GmbH & Co. KG: VG Stuttgart unterstreicht Freiberuflerprivileg

| Ein Ingenieurbüro, das von zwei Beratenden Ingenieuren als GmbH & Co. KG geführt wird, und Mitglied der Kammer ist, kann für die ebenfalls erforderliche Mitgliedschaft in der IHK das „Freiberuflerprivileg“ nutzen. Bei der Bemessung des IHK-Beitrags wird nur ein Zehntel des Gewebeertrags herangezogen. |

Das hat das Verwaltungsgericht (VG) Stuttgart entschieden. Das VG dehnt das Freiberufler-Privileg auf eine „mehrstöckige“ GmbH & Co. KG aus, obwohl es begrifflich unmöglich ist, dass eine Gesellschaft Dienstleistungen persönlich erbringt. Entscheidend für die Nutzung von § 3 Abs. 4 S. 3 in Verbindung mit S. 2 IHKG sei, dass sowohl die Kommanditisten der KG als auch die Gesellschafter der persönlich haftenden GmbH durchgängig „vorwiegend freiberuflich tätig“ gewesen seien und Beiträge an die Ingenieurkammer abgeführt hätten.

Quelle | VG Stuttgart, Urteil vom 9.5.2019, 4 K 13164/17, Abruf-Nr. 213741 unter www.iww.de.


Aktuelle Gesetzgebung:

Bon-Pflicht für Bäcker bleibt bestehen

| Die FDP-Fraktion ist im Finanzausschuss des Bundestags mit einem Vorstoß zur Abschaffung der seit Anfang Januar geltenden Pflicht zur Ausgabe von Kassenbelegen selbst bei kleinsten Einkäufen gescheitert. Somit bleibt auch die Pflicht zur Ausgabe von Kassenbelegen für Bäckereien bestehen. |

Hintergrund: Die Belegausgabepflicht muss derjenige befolgen, der Geschäftsvorfälle mithilfe eines elektronischen Aufzeichnungssystems im Sinne des § 146a Abs. 1 der Abgabenordnung erfasst. Dies sind z. B. elektronische oder computergestützte Kassensysteme und Registrierkassen. Wer also eine „offene Ladenkasse“ benutzt, ist von der Belegausgabepflicht nicht betroffen.

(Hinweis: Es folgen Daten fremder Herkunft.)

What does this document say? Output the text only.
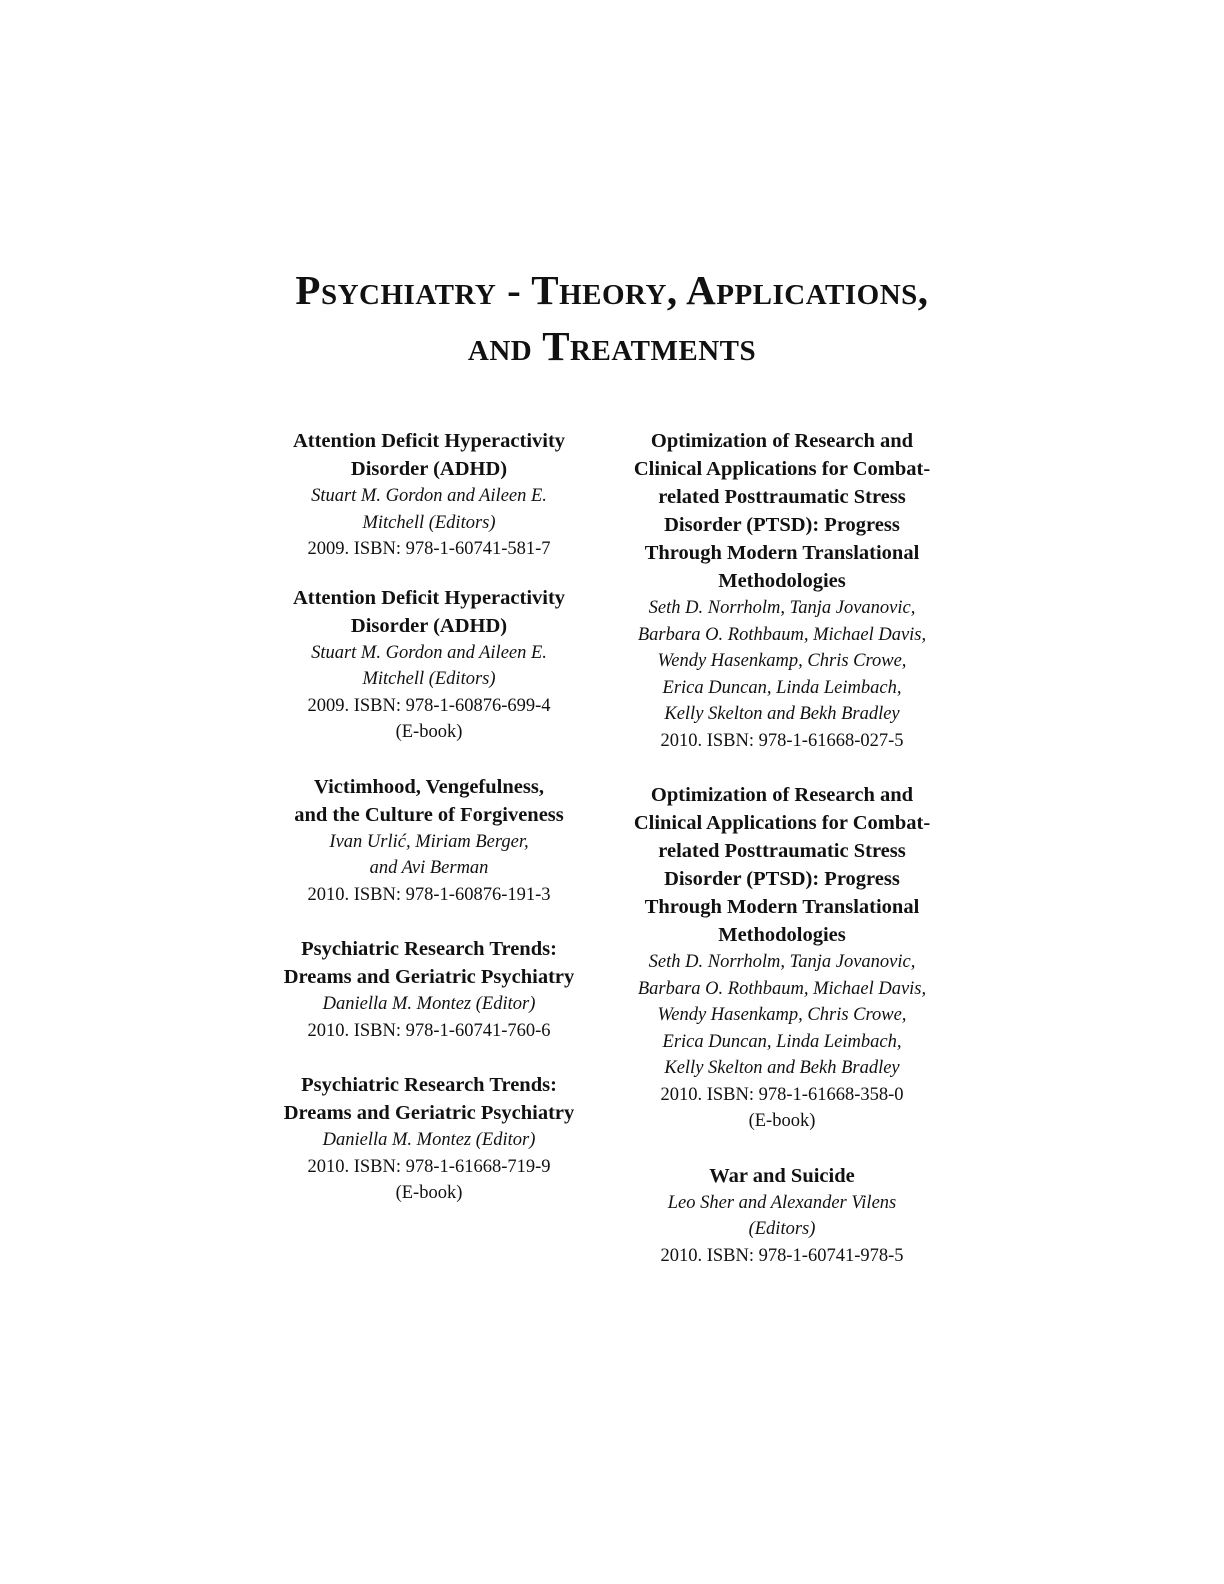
Psychiatry - Theory, Applications,
and Treatments

Attention Deficit Hyperactivity
Disorder (ADHD)

Stuart M. Gordon and Aileen E.
Mitchell (Editors)

2009. ISBN: 978-1-60741-581-7

Attention Deficit Hyperactivity
Disorder (ADHD)

Stuart M. Gordon and Aileen E.
Mitchell (Editors)

2009. ISBN: 978-1-60876-699-4

(E-book)

Victimhood, Vengefulness,
and the Culture of Forgiveness

Ivan Urlić, Miriam Berger,
and Avi Berman

2010. ISBN: 978-1-60876-191-3

Psychiatric Research Trends:
Dreams and Geriatric Psychiatry

Daniella M. Montez (Editor)

2010. ISBN: 978-1-60741-760-6

Psychiatric Research Trends:
Dreams and Geriatric Psychiatry

Daniella M. Montez (Editor)

2010. ISBN: 978-1-61668-719-9

(E-book)

Optimization of Research and
Clinical Applications for Combat-
related Posttraumatic Stress
Disorder (PTSD): Progress
Through Modern Translational
Methodologies

Seth D. Norrholm, Tanja Jovanovic,
Barbara O. Rothbaum, Michael Davis,
Wendy Hasenkamp, Chris Crowe,
Erica Duncan, Linda Leimbach,
Kelly Skelton and Bekh Bradley

2010. ISBN: 978-1-61668-027-5

Optimization of Research and
Clinical Applications for Combat-
related Posttraumatic Stress
Disorder (PTSD): Progress
Through Modern Translational
Methodologies

Seth D. Norrholm, Tanja Jovanovic,
Barbara O. Rothbaum, Michael Davis,
Wendy Hasenkamp, Chris Crowe,
Erica Duncan, Linda Leimbach,
Kelly Skelton and Bekh Bradley

2010. ISBN: 978-1-61668-358-0

(E-book)

War and Suicide

Leo Sher and Alexander Vilens
(Editors)

2010. ISBN: 978-1-60741-978-5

Bei einem Verkauf von Waren an eine Vielzahl nicht bekannter Personen können die Finanzbehörden Unternehmen aus Zumutbarkeitsgründen von der Belegausgabepflicht befreien. Eine Befreiung kommt aber nur bei einer sachlichen oder persönlichen Härte für den Steuerpflichtigen in Betracht. Ob eine solche Härte vorliegt, ist eine Frage des Einzelfalls und von den Finanzbehörden vor Ort zu prüfen.

Quelle | „Bon-Pflicht für Bäcker bleibt“, Finanzen/Ausschuss – 6.5.2020 (hib 472/2020); FAQ des BMF, unter www.iww.de/s3701


Besteuerung:

Betriebsaufgabe gegen Rentenzahlungen: Es soll kein Besteuerungs-Wahlrecht geben

| Das für den Fall einer Betriebsveräußerung gegen wiederkehrende Bezüge geltende Wahlrecht zwischen der sofortigen Versteuerung und der nachgelagerten Besteuerung bei Zufluss der Rentenzahlungen findet bei einer Betriebsaufgabe keine Anwendung. Dies hat das Finanzgericht (FG) Schleswig-Holstein entschieden. |

Hintergrund: Steuerpflichtige, die ihren Betrieb auf Rentenbasis veräußern, haben ein Wahlrecht:

  • Wählt der Veräußerer die Sofortbesteuerung, muss er den Veräußerungsgewinn unabhängig vom Zufluss der Rentenzahlungen bereits im Jahr des Verkaufs versteuern. Er kann aber eventuell von einem begünstigten Veräußerungsgewinn (Freibetrag und ermäßigter Steuersatz) profitieren.
  • Bei der Zuflussbesteuerung (nachgelagerte Besteuerung) entsteht erst dann ein Gewinn, wenn der Kapitalanteil der Rentenzahlungen das steuerliche Kapitalkonto des Veräußerers zuzüglich etwaiger Veräußerungskosten übersteigt. Der Vorteil der späteren Versteuerung hat allerdings den Nachteil, dass die oben genannten Begünstigungen ausscheiden.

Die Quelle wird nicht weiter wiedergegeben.